Comme le souligne Mathieu Noël dans sa thèse parue en 2014, le journal montrait ses couleurs en période électorale, ou lors de d'événements majeurs, comme la grève d'Asbestos. Mais de manière générale, le Montréal-Matin demeurait un journal populaire dont l'objectif était surtout d'obtenir un grand tirage. Car encore plus qu'une tribune, le Montréal-Matin fut une source de revenus pour l'Union Nationale. 

C'est pourquoi le journal accordait une large place dans ses pages aux nouvelles locales, aux faits divers et aux nouvelles sportives. Ces dernières deviendront vraiment la grande spécialité du journal, au point d'occuper jusqu'à la moitié de ses pages à certaines époques. Le Montréal-Matin innove en mettant de l'avant non seulement les résultats des différentes équipes, mais aussi la chronique sportive.  

Collection Sébastien Desrosiers
Selon Beaulieu et Hamelin, le Montréal-Matin fait dans les années 1960 des profits annuels de 400 000 dollars, malgré l'apparition du Journal de Montréal en 1964, qui présente le même type de contenu et qui viendra même lui prendre son chroniqueur sportif vedette et directeur des pages sportives, Jacques Beauchamp en 1969.

Après la défaite de Jean-Jacques Bertrand en 1970, l'indépendance du journal devient un sujet de mécontentement au sein du parti. On décide alors de vendre le Montréal-Matin. Un groupe d'hommes d'affaires unionistes ayant à leur tête Réjent Desjardins s'en porte acquéreur en 1972. Ils se retrouvent rapidement en difficulté financière. 


Déclin et fermeture (1972-1978)

En août 1973, le Montréal-Matin est acheté par La Presse, dans une tentative de contrer la popularité grandissante du Journal de Montréal. On découvre alors que la nouvelle acquisition est au bord de la faillite. En plus de divers investissements pour relancer le journal, on décide de fusionner plusieurs secteurs des deux journaux, dont l'imprimerie. En 1976, on déménage la salle de rédaction du Montréal-Matin dans l'édifice de la rue Saint-Jacques. Les dernières années du journal seront marquées par une perte d'autonomie du Montréal-Matin face aux cadres de La Presse


Les pertes financières et les baisses de tirages occasionnées par la grève des employés de La Presse, d'octobre 1977 à mai 1978, mènent à la fermeture du Montréal-Matin en décembre de cette même année.

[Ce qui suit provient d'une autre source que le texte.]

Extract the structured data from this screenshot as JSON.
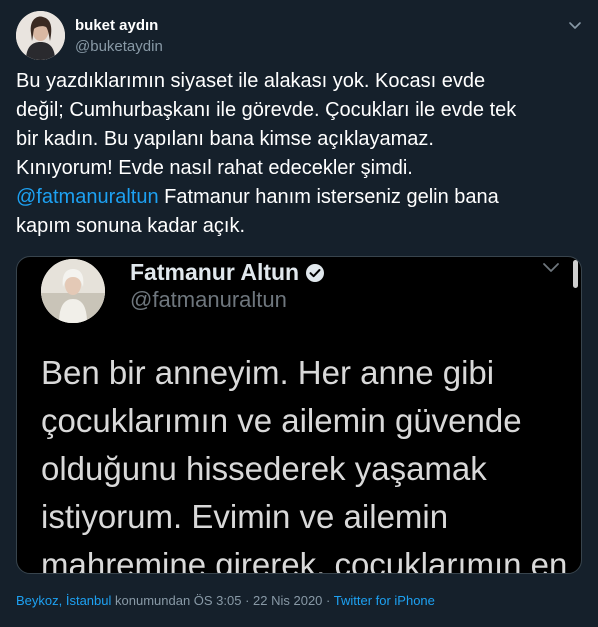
{
  "author": {
    "name": "buket aydın",
    "handle": "@buketaydin"
  },
  "tweet": {
    "lines": [
      "Bu yazdıklarımın siyaset ile alakası yok. Kocası evde",
      "değil; Cumhurbaşkanı ile görevde. Çocukları ile evde tek",
      "bir kadın. Bu yapılanı bana kimse açıklayamaz.",
      "Kınıyorum! Evde nasıl rahat edecekler şimdi."
    ],
    "mention": "@fatmanuraltun",
    "mention_rest": " Fatmanur hanım isterseniz gelin bana",
    "last_line": "kapım sonuna kadar açık."
  },
  "embedded": {
    "name": "Fatmanur Altun",
    "handle": "@fatmanuraltun",
    "lines": [
      "Ben bir anneyim. Her anne gibi",
      "çocuklarımın ve ailemin güvende",
      "olduğunu hissederek yaşamak",
      "istiyorum. Evimin ve ailemin",
      "mahremine girerek, çocuklarımın en"
    ]
  },
  "footer": {
    "location": "Beykoz, İstanbul",
    "location_suffix": " konumundan ÖS 3:05 · 22 Nis 2020 · ",
    "source": "Twitter for iPhone"
  },
  "colors": {
    "background": "#15202b",
    "accent": "#1da1f2",
    "secondary_text": "#8899a6"
  },
  "icons": [
    "chevron-down-icon",
    "verified-badge-icon"
  ]
}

Parmi les journalistes qui sont passés par le Montréal-Matin, on compte Claude Poirier, Yvon Pedneault, Claude Picher. Jean-Pierre Charbonneau, Louise Cousineau et Pierre Foglia. Au milieu des années 1970, Marc Laurendeau en était l'éditorialiste en chef. 

Principales sources:
André Beaulieu et Jean Hamelin,  La presse québécoise des origines à nos jours.

Mathieu Noël, Le Montréal-Matin (1930-1978). Un journal d'information populaire, Thèse de doctorat de l'Université du Québec disponible ici. (Je vous la recommande chaudement si vous souhaitez en apprendre davantage sur l'histoire de ce journal).